Wednesday, September 30, 2015

Blowhard Bill Donohue compares Kim Davis to Nazi resistance

In the October newsletter of the Catholic League its president, Bill Donohue compares what Kim Davis did to the Nazi resistance. I am equally appalled as a Jew and as a gay man. Although he is divorced, Donohue is a fanatical Catholic apologist. He writes:
An obvious example where the positive law violates the natural law occurred in Nazi Germany. Under Hitler, Nazis were obliged to murder Jews; the positive law demanded that they do so. After the war, at the Nuremberg trials, some high-ranking Nazis were put on trial. Their defense attorneys argued, quite rightly, that they were just following orders. But it was their contention that they should not therefore be prosecuted that proved debatable. This position was rejected by the courts: it was held that they knew that what they did was morally wrong.

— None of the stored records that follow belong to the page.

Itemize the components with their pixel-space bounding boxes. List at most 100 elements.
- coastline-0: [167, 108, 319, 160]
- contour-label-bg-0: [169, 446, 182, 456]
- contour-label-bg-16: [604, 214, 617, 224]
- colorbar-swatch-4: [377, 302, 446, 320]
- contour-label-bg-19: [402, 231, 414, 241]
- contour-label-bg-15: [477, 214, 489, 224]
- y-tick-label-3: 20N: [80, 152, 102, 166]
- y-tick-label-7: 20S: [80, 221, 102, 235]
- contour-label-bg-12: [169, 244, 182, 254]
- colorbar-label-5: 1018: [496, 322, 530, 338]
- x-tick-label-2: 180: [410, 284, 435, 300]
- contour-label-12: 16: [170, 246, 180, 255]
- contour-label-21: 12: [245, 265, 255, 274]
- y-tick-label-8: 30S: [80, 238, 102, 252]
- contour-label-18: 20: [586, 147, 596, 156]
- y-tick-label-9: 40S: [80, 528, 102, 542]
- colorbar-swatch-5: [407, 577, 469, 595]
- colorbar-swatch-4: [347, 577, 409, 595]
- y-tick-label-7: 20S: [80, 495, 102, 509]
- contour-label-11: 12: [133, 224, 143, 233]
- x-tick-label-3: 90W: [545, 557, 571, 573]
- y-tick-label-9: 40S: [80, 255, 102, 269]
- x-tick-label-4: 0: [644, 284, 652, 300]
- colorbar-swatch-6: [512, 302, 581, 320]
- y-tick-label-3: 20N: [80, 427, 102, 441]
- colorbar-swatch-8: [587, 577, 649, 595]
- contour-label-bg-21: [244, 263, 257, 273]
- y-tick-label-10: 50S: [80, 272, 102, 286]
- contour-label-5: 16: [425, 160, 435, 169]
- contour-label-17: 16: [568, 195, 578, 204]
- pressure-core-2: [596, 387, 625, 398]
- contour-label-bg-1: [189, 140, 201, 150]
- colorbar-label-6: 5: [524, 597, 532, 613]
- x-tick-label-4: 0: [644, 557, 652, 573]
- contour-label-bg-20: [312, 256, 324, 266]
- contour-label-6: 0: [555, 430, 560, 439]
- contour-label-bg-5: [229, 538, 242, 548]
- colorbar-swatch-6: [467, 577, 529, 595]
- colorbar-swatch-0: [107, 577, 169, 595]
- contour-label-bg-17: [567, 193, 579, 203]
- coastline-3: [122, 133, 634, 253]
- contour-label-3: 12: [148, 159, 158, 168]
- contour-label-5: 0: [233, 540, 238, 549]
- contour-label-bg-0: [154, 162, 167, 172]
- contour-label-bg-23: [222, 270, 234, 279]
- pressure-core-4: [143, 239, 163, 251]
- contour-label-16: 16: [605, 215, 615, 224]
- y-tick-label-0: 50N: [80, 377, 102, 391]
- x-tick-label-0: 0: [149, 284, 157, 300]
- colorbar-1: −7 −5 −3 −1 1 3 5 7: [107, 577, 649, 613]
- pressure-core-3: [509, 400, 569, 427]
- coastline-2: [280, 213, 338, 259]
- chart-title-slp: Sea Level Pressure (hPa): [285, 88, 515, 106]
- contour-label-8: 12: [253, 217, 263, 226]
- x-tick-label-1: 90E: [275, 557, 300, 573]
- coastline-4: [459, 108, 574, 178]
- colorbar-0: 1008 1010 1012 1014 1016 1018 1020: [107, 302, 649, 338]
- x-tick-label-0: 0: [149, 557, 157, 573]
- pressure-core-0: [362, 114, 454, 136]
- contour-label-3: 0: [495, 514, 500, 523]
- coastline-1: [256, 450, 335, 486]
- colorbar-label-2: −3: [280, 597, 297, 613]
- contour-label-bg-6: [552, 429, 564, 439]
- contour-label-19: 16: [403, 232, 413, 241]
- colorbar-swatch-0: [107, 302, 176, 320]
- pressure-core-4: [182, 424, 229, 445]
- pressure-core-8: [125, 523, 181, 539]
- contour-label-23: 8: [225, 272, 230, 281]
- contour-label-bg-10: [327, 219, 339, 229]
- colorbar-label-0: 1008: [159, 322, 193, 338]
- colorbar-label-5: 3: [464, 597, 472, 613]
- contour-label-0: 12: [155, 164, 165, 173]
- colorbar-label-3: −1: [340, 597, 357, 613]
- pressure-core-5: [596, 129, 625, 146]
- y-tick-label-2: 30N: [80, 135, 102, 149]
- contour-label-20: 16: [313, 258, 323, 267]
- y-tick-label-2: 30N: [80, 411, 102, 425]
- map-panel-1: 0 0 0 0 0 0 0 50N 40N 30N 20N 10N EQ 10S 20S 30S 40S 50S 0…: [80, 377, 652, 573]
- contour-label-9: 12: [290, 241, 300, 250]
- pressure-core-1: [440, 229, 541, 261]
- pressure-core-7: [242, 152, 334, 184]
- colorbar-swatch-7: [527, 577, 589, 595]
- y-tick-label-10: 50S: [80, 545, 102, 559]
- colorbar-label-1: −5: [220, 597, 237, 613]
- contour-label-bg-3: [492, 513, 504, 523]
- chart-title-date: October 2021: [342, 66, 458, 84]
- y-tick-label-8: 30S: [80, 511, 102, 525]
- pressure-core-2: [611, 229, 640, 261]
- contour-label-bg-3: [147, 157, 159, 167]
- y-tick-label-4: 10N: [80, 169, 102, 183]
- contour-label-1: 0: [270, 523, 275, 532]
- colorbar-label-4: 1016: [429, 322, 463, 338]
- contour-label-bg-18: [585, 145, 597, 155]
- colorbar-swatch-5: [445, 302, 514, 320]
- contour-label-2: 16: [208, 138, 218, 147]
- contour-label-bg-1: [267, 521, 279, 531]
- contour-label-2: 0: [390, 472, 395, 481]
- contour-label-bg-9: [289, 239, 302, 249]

Today we have another showdown between the positive law and the natural law. Enter Kim Davis. This Kentucky county clerk invoked her Christian-held beliefs as the basis of refusing to issue marriage licenses to gay couples. Was it fair to arrest her? Yes. Did they have to put her in jail? No. Was she right to refuse? Yes. I hasten to add that had she taken this job after the high court ruled on this issue, I would not defend her (to take a job one cannot in conscience do is indefensible). However, that was not the case: When she was elected to this post, gay marriage was illegal and those who elected her were opposed to it. The court changed, not her or her backers.
Donohue follows a long line of Christians who refuse to analyze the underlying facts. “Christian held beliefs” should be subject to critique. Yet Donohue claims that Davis has a right to refuse without explaining why. There are many things that Donohue fails to explain.
  1. How does Davis' name pre-printed on forms – issued by others – connote her approval of same sex marriage and form a religious objection?
  2. (I think that the matter stops at question one but suppose her objection is reasonable); How is her objection balanced against her obligations as a government official?
  3. How are Davis' free exercise rights, as a government official, balanced against the constitutional right of gay people to marry?
  4. How does the imposition of religious beliefs on a government bureau not violate the Establishment Clause of the First Amendment?
Donohue does not address these issues. Donohue avoids answering question three, regarding the constitutional rights of gay citizens, with this unoriginal sophistry:
Nowhere in the Constitution do the words marriage, family, or sexual orientation appear. It has generally been understood that when rights are not mentioned in the Constitution, it is up to the states to rule on them, not the federal government. In his dissent, Chief Justice John Roberts wrote that the right of two men to marry was a “right imagined by the majority,” one that is not “actually spelled out in the Constitution.”
“Not in the Constitution” or “not the original intent” would void many landmark decisions including Brown v. Board or Education (integration of public schools), Loving v. Virginia (eliminating bans on interracial marriage) and Gideon v. Wainwright (constitutional right to counsel). None of these rights are mentioned in the Constitution. Bill alleges a Tenth Amendment (states' rights) conflict. However, in these three landmark rulings (I could list many more) the Supreme Court instructs what is permissible by, or required of, our states.

Quoting dissenters is futile. They express the losing arguments; those that failed to persuade the majority. The bottom line to all of this hyperbole is that the issue is settled. Gays have the constitutional right to marry. Neither Bill Donohue nor Kim Davis have a say. Unless or until a constitutional amendment changes the outcome of Obergefell v. Hodges, that is the law of the land.

This is not Bill's hobby. In 2013 Donohue was paid $475 thousand. That's out of line for a $3 million operation with declining contributions and only a handful of employees. His excess compensation is a debatable issue. The comparison of Davis to a Nazi resister should not be debatable. It is inexcusable.